10. Fergus McCreadie – Cairn from Cairn

This is another important release on Edition Records. A wonderfully atmospheric record  that moves through the relaxing to the gently strident. Pianist Fergus McCreadie leads a trio with David Bowden on double bass and Stephen Henderson on drums and Cairn is his second record. It’s chockful of beautiful melodies and arrangements and we think it’s beautiful and inspiring music that lifts both soul and spirit.  All three members of the trio met at the Royal Conservatoire in Scotland and have been playing together for more than five years. McCreadie has won numerous prizes and was the under-17 Young Scottish Jazz Musician of the year and a Jazzwise magazine One to Watch in 2018. He’s influenced by Scottish traditional music and there is a feel for that and the diversity of the Scottish landscape in the music.

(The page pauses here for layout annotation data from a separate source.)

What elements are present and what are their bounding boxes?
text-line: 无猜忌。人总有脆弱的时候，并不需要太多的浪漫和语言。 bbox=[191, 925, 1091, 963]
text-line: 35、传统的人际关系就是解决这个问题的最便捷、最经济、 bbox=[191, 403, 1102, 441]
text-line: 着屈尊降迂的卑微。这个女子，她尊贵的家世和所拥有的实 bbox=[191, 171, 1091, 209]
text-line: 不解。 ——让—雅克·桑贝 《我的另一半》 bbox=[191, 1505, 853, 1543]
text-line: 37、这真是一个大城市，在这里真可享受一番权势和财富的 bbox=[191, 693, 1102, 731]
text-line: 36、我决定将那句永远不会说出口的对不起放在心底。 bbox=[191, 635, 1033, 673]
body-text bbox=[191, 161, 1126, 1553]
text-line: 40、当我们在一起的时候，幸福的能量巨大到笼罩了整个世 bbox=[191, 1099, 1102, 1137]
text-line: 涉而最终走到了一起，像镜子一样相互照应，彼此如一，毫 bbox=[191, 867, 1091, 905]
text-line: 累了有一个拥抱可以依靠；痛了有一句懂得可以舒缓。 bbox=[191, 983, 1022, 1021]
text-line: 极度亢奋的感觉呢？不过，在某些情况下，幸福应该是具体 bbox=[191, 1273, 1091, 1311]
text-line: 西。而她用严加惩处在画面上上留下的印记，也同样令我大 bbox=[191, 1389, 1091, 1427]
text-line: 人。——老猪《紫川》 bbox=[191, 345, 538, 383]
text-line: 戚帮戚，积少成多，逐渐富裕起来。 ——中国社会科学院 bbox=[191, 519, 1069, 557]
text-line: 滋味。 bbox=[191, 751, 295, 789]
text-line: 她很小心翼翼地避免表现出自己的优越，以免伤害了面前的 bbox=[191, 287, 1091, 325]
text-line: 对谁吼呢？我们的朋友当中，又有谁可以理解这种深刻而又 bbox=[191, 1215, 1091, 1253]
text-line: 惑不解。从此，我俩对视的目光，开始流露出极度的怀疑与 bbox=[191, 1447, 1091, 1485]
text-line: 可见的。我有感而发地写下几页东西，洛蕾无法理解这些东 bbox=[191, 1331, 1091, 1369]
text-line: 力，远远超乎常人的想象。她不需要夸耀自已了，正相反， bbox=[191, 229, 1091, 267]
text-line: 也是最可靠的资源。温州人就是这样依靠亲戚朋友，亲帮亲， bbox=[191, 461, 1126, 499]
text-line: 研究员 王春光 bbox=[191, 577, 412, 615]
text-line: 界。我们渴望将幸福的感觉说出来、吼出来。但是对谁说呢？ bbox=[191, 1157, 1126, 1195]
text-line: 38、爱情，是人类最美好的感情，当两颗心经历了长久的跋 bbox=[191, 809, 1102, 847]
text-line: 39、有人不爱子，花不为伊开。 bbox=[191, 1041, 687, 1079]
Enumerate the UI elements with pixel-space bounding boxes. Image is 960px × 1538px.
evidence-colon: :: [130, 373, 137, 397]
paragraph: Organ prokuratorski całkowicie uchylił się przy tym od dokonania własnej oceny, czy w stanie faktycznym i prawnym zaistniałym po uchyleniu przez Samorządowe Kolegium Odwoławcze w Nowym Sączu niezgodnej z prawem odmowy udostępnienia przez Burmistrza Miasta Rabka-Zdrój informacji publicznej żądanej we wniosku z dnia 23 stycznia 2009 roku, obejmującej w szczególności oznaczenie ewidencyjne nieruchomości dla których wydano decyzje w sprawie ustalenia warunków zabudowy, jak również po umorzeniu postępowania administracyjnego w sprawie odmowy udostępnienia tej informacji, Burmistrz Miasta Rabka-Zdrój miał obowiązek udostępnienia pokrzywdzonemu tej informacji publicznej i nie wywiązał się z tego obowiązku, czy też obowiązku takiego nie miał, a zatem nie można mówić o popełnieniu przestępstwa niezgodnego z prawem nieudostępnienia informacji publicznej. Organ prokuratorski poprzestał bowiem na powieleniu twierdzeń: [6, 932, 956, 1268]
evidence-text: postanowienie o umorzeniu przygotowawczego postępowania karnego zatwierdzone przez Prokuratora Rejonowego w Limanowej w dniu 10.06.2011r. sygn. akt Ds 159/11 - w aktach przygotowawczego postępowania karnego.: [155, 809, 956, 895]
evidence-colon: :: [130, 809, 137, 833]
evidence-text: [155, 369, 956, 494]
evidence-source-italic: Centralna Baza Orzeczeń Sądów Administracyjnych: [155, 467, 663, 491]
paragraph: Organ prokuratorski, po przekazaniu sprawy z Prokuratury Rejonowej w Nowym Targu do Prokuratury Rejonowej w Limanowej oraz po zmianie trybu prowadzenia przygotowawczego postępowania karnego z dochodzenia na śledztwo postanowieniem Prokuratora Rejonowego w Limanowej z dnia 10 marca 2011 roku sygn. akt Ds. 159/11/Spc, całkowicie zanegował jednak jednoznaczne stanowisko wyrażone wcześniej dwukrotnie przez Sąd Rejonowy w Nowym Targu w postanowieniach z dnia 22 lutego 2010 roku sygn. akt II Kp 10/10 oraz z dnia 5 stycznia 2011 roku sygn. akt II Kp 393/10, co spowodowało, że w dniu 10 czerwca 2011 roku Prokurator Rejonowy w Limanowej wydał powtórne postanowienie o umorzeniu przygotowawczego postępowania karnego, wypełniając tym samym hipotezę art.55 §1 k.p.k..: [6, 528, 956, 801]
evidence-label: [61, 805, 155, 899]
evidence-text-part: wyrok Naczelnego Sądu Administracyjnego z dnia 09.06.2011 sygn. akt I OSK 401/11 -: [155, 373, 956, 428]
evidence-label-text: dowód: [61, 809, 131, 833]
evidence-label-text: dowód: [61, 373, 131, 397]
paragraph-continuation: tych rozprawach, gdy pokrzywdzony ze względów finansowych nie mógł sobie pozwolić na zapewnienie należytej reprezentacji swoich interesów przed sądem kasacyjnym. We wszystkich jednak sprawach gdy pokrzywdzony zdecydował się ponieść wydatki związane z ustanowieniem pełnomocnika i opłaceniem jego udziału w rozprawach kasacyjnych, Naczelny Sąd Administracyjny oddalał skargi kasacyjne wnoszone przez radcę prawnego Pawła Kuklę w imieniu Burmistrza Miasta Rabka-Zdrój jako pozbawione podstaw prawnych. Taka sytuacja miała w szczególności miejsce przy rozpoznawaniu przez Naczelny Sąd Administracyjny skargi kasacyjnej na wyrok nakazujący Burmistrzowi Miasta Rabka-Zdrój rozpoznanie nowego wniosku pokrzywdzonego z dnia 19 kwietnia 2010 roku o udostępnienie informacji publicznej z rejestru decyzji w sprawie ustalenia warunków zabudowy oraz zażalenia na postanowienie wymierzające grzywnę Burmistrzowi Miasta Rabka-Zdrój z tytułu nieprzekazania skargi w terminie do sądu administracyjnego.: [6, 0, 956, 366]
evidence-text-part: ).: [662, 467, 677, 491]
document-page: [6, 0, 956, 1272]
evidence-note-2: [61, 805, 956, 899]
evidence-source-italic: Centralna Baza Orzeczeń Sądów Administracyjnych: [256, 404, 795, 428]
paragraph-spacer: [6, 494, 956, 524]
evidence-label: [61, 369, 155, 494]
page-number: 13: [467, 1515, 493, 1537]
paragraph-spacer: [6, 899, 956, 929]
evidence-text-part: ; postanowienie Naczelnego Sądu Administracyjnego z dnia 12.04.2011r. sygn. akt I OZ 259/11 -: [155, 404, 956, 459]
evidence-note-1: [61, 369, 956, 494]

11. William Parker – Painter’s Winter from Painter’s Winter

Bass player William has been very busy this year on the record release front. Painter’s Winter is just one from the list which included a multi-album 10CD re-release.  This tune is haunting, eerie and spiritual, sparse and acoustic in sound with Daniel Carter featured on flute, Hamid Drake on drums and Parker on this track playing trombonium. “Painters love the winter, they hunker down and begin masterpieces’” say the sleeve notes to the album and this tune makes it sound like the painters will produce a deeply intense wintry piece of work – and the music is a spare, frosty meditation that repays repeated listening.

12. Lady Blackbird – Blackbird from Black Acid Soul

This is another sparse, stripped-down record, no percussion but bass and piano. and the voice of LA-based singer Lady Blackbird, aka Marley Munroe. What a voice it is too that she possesses and it is illustrated to the full on this Nina Simone tune, with all the power, emotion and despair that the tune evokes. The album has seven covers and four original compositions, with Sam Cooke, Tim Hardin and Irma Thomas being among the covers. Marley Munroe has been around for some time, although she’s still young. She has tried R’n’B  and even alt.rock with the sort of outcomes that can be common in the music industry. Black Acid Soul sounds like she has found where she truly belongs in a soulful/bluesy jazz mode. It looks like there should be more exciting sounds to come.